Water and Wetlands: interdependent and under threat

News Feb 02, 2021

If we do not protect and restore wetlands, the repercussions will be felt throughout the water cycle. We spoke to Martha Rojas-Urrego, Secretary-General of the Ramsar Convention on Wetlands about the role of wetlands for both freshwater and oceans – and the importance of source-to-sea management.

Contact

Wetlands are the natural systems which connect the terrestrial, freshwater, and marine realms. Their importance cannot be overstated but they are currently disappearing faster than any other ecosystem. One way to reverse this dangerous trend is through increased use of the source-to-sea approach that takes into account the connections between what happens on land, in freshwater systems and in the ocean.

The Action Platform for Source-to-Sea Management (S2S Platform) is working toward a world in which land, freshwater, coastal and marine resources are managed holistically, balancing benefits for the environment, communities and economy from source to sea. The Ramsar Convention on Wetlands is a partner of the S2S Platform.

This year we celebrate World Wetlands Day on 2 February with a focus on how wetlands are a vital source of freshwater. How does the source-to-sea approach to management highlight this connection?
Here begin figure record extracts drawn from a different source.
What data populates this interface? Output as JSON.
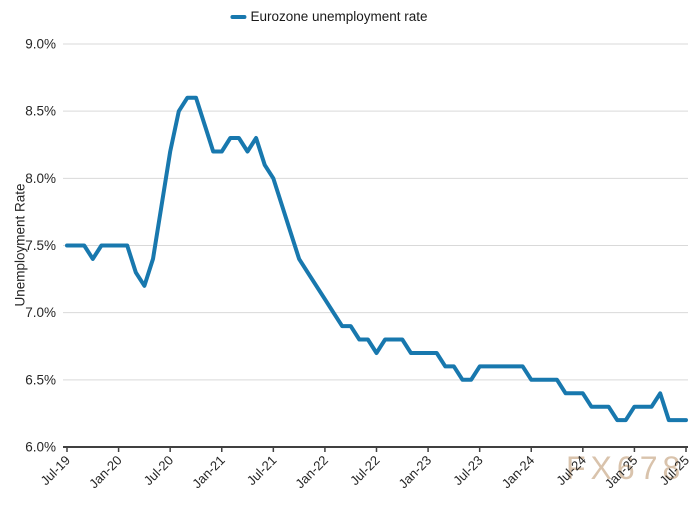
{
  "watermark": {
    "text": "FX678"
  },
  "colors": {
    "line": "#1878AE",
    "grid": "#D9D9D9",
    "axis": "#404040",
    "text": "#262626",
    "watermark": "#D9C3AC"
  },
  "chart_data": {
    "type": "line",
    "title": "",
    "xlabel": "",
    "ylabel": "Unemployment Rate",
    "ylim": [
      6.0,
      9.0
    ],
    "y_tick_step": 0.5,
    "y_ticks": [
      "9.0%",
      "8.5%",
      "8.0%",
      "7.5%",
      "7.0%",
      "6.5%",
      "6.0%"
    ],
    "x_tick_every": 6,
    "grid": "horizontal",
    "legend_position": "top-center",
    "x": [
      "Jul-19",
      "Aug-19",
      "Sep-19",
      "Oct-19",
      "Nov-19",
      "Dec-19",
      "Jan-20",
      "Feb-20",
      "Mar-20",
      "Apr-20",
      "May-20",
      "Jun-20",
      "Jul-20",
      "Aug-20",
      "Sep-20",
      "Oct-20",
      "Nov-20",
      "Dec-20",
      "Jan-21",
      "Feb-21",
      "Mar-21",
      "Apr-21",
      "May-21",
      "Jun-21",
      "Jul-21",
      "Aug-21",
      "Sep-21",
      "Oct-21",
      "Nov-21",
      "Dec-21",
      "Jan-22",
      "Feb-22",
      "Mar-22",
      "Apr-22",
      "May-22",
      "Jun-22",
      "Jul-22",
      "Aug-22",
      "Sep-22",
      "Oct-22",
      "Nov-22",
      "Dec-22",
      "Jan-23",
      "Feb-23",
      "Mar-23",
      "Apr-23",
      "May-23",
      "Jun-23",
      "Jul-23",
      "Aug-23",
      "Sep-23",
      "Oct-23",
      "Nov-23",
      "Dec-23",
      "Jan-24",
      "Feb-24",
      "Mar-24",
      "Apr-24",
      "May-24",
      "Jun-24",
      "Jul-24",
      "Aug-24",
      "Sep-24",
      "Oct-24",
      "Nov-24",
      "Dec-24",
      "Jan-25",
      "Feb-25",
      "Mar-25",
      "Apr-25",
      "May-25",
      "Jun-25",
      "Jul-25"
    ],
    "series": [
      {
        "name": "Eurozone unemployment rate",
        "values": [
          7.5,
          7.5,
          7.5,
          7.4,
          7.5,
          7.5,
          7.5,
          7.5,
          7.3,
          7.2,
          7.4,
          7.8,
          8.2,
          8.5,
          8.6,
          8.6,
          8.4,
          8.2,
          8.2,
          8.3,
          8.3,
          8.2,
          8.3,
          8.1,
          8.0,
          7.8,
          7.6,
          7.4,
          7.3,
          7.2,
          7.1,
          7.0,
          6.9,
          6.9,
          6.8,
          6.8,
          6.7,
          6.8,
          6.8,
          6.8,
          6.7,
          6.7,
          6.7,
          6.7,
          6.6,
          6.6,
          6.5,
          6.5,
          6.6,
          6.6,
          6.6,
          6.6,
          6.6,
          6.6,
          6.5,
          6.5,
          6.5,
          6.5,
          6.4,
          6.4,
          6.4,
          6.3,
          6.3,
          6.3,
          6.2,
          6.2,
          6.3,
          6.3,
          6.3,
          6.4,
          6.2,
          6.2,
          6.2
        ]
      }
    ]
  }
}
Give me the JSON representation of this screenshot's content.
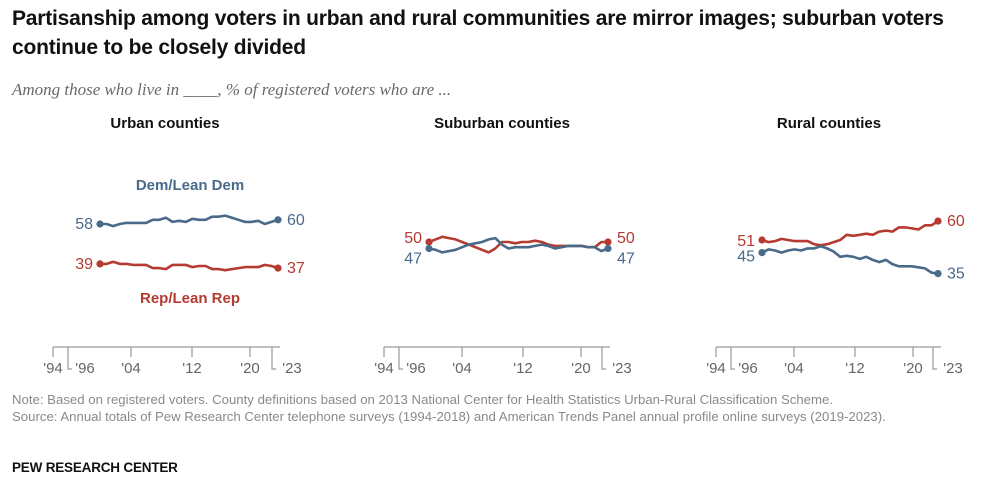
{
  "title": "Partisanship among voters in urban and rural communities are mirror images; suburban voters continue to be closely divided",
  "subtitle": "Among those who live in ____, % of registered voters who are ...",
  "note": "Note: Based on registered voters. County definitions based on 2013 National Center for Health Statistics Urban-Rural Classification Scheme.",
  "source": "Source: Annual totals of Pew Research Center telephone surveys (1994-2018) and American Trends Panel annual profile online surveys (2019-2023).",
  "brand": "PEW RESEARCH CENTER",
  "colors": {
    "dem": "#4a6a8a",
    "rep": "#b53a30",
    "axis": "#9a9a9a"
  },
  "chart_data": [
    {
      "type": "line",
      "title": "Urban counties",
      "x": [
        1996,
        1997,
        1998,
        1999,
        2000,
        2001,
        2002,
        2003,
        2004,
        2005,
        2006,
        2007,
        2008,
        2009,
        2010,
        2011,
        2012,
        2013,
        2014,
        2015,
        2016,
        2017,
        2018,
        2019,
        2020,
        2021,
        2022,
        2023
      ],
      "x_ticks": [
        "'94",
        "'96",
        "'04",
        "'12",
        "'20",
        "'23"
      ],
      "series": [
        {
          "name": "Dem/Lean Dem",
          "start_label": "58",
          "end_label": "60",
          "values": [
            58,
            58,
            57,
            58,
            58.5,
            58.5,
            58.5,
            58.5,
            60,
            60,
            61,
            59,
            59.5,
            59,
            60.5,
            60,
            60,
            61.5,
            61.5,
            62,
            61,
            60,
            59,
            59,
            59.5,
            58,
            59,
            60
          ]
        },
        {
          "name": "Rep/Lean Rep",
          "start_label": "39",
          "end_label": "37",
          "values": [
            39,
            39,
            40,
            39,
            39,
            38.5,
            38.5,
            38.5,
            37,
            37,
            36.5,
            38.5,
            38.5,
            38.5,
            37.5,
            38,
            38,
            36.5,
            36.5,
            36,
            36.5,
            37,
            37.5,
            37.5,
            37.5,
            38.5,
            38,
            37
          ]
        }
      ],
      "ylim": [
        30,
        68
      ]
    },
    {
      "type": "line",
      "title": "Suburban counties",
      "x": [
        1996,
        1997,
        1998,
        1999,
        2000,
        2001,
        2002,
        2003,
        2004,
        2005,
        2006,
        2007,
        2008,
        2009,
        2010,
        2011,
        2012,
        2013,
        2014,
        2015,
        2016,
        2017,
        2018,
        2019,
        2020,
        2021,
        2022,
        2023
      ],
      "x_ticks": [
        "'94",
        "'96",
        "'04",
        "'12",
        "'20",
        "'23"
      ],
      "series": [
        {
          "name": "Rep/Lean Rep",
          "start_label": "50",
          "end_label": "50",
          "values": [
            50,
            51,
            52,
            51.5,
            51,
            50,
            49,
            48,
            47,
            46,
            47.5,
            50,
            50,
            49.5,
            50,
            50,
            50.5,
            50,
            49,
            48.5,
            48.5,
            48.5,
            48.5,
            48.5,
            48,
            48,
            50,
            50
          ]
        },
        {
          "name": "Dem/Lean Dem",
          "start_label": "47",
          "end_label": "47",
          "values": [
            47.5,
            47,
            46,
            46.5,
            47,
            48,
            49,
            49.5,
            50,
            51,
            51.5,
            49,
            47.5,
            48,
            48,
            48,
            48.5,
            49,
            48.5,
            47.5,
            48,
            48.5,
            48.5,
            48.5,
            48,
            48,
            46.5,
            47.5
          ]
        }
      ],
      "ylim": [
        30,
        68
      ]
    },
    {
      "type": "line",
      "title": "Rural counties",
      "x": [
        1996,
        1997,
        1998,
        1999,
        2000,
        2001,
        2002,
        2003,
        2004,
        2005,
        2006,
        2007,
        2008,
        2009,
        2010,
        2011,
        2012,
        2013,
        2014,
        2015,
        2016,
        2017,
        2018,
        2019,
        2020,
        2021,
        2022,
        2023
      ],
      "x_ticks": [
        "'94",
        "'96",
        "'04",
        "'12",
        "'20",
        "'23"
      ],
      "series": [
        {
          "name": "Rep/Lean Rep",
          "start_label": "51",
          "end_label": "60",
          "values": [
            51,
            50,
            50.5,
            51.5,
            51,
            50.5,
            50.5,
            50.5,
            49,
            48.5,
            49,
            50,
            51,
            53.5,
            53,
            53.5,
            54,
            53.5,
            55,
            55.5,
            55,
            57,
            57,
            56.5,
            56,
            58,
            58,
            60
          ]
        },
        {
          "name": "Dem/Lean Dem",
          "start_label": "45",
          "end_label": "35",
          "values": [
            45,
            46.5,
            46,
            45,
            46,
            46.5,
            46,
            47,
            47,
            48,
            47,
            45.5,
            43,
            43.5,
            43,
            42,
            43,
            41.5,
            40.5,
            41.5,
            39.5,
            38.5,
            38.5,
            38.5,
            38,
            37.5,
            35.5,
            35
          ]
        }
      ],
      "ylim": [
        30,
        68
      ]
    }
  ]
}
Wetlands are an important part of the source-to-sea continuum – the status of wetlands has implications across the whole water cycle. If we do not protect and restore wetlands the repercussions will be felt throughout the water cycle.

Healthy wetlands are vital to a healthy source-to-sea system. They play a key role as part of the nature-based solutions needed to address the current threats to oceans and challenges faced by human communities and can help build resilience to climate change. Wetlands also make up part of the green infrastructure from source to sea in actions to achieve SDG14 Life Below Water.

Taking a source-to-sea approach to management will ensure that the role of wetlands is properly taken into account. We must better understand and value what wetlands do for water. With climate change expected to increase water shortages, wetlands’ water management role has never been so crucial to bio-physical and socio-economic resilience.

The Ramsar Convention on Wetlands is part of the SIWI-hosted Action Platform on Source to Sea Management, how has this partnership assisted the Convention in achieving its goals?

Being part of the Platform has facilitated engagement with organizations that can contribute to the conservation and wise use of wetlands. Ramsar Convention on Wetlands has been able to increase the understanding of the role wetlands play in the source-to-sea system through S2S Platform activities. Shared knowledge and commitments will help us as we strive to restore nature and protect life on land, in the water and oceans.

The Action Platform on Source to Sea Management recently published its 2021-2025 Strategy, how can the Ramsar Convention on Wetlands contribute to achieving its goals?

The Ramsar Convention will be supporting countries that are working for the conservation of wetlands, including freshwater, coastal and marine ones such as mangroves and sea grasses. As co-custodian of SDG 6.6.1 indicator we are contributing to data through the reporting mechanism of the Convention, international co-operation and active designation of Wetlands of international importance. This will lead, in part, to wise use of wetlands.

It is also important to raise awareness of the need for the source-to-sea approach to management if we are to achieve the wise use of wetlands. We at the Ramsar Convention on Wetlands see our participation in the S2S Platform and its activities as conducive to enhanced commitments to collaborative action and the success of the Platform. This is why it is a priority for us to remain active in our role as members of the Platform.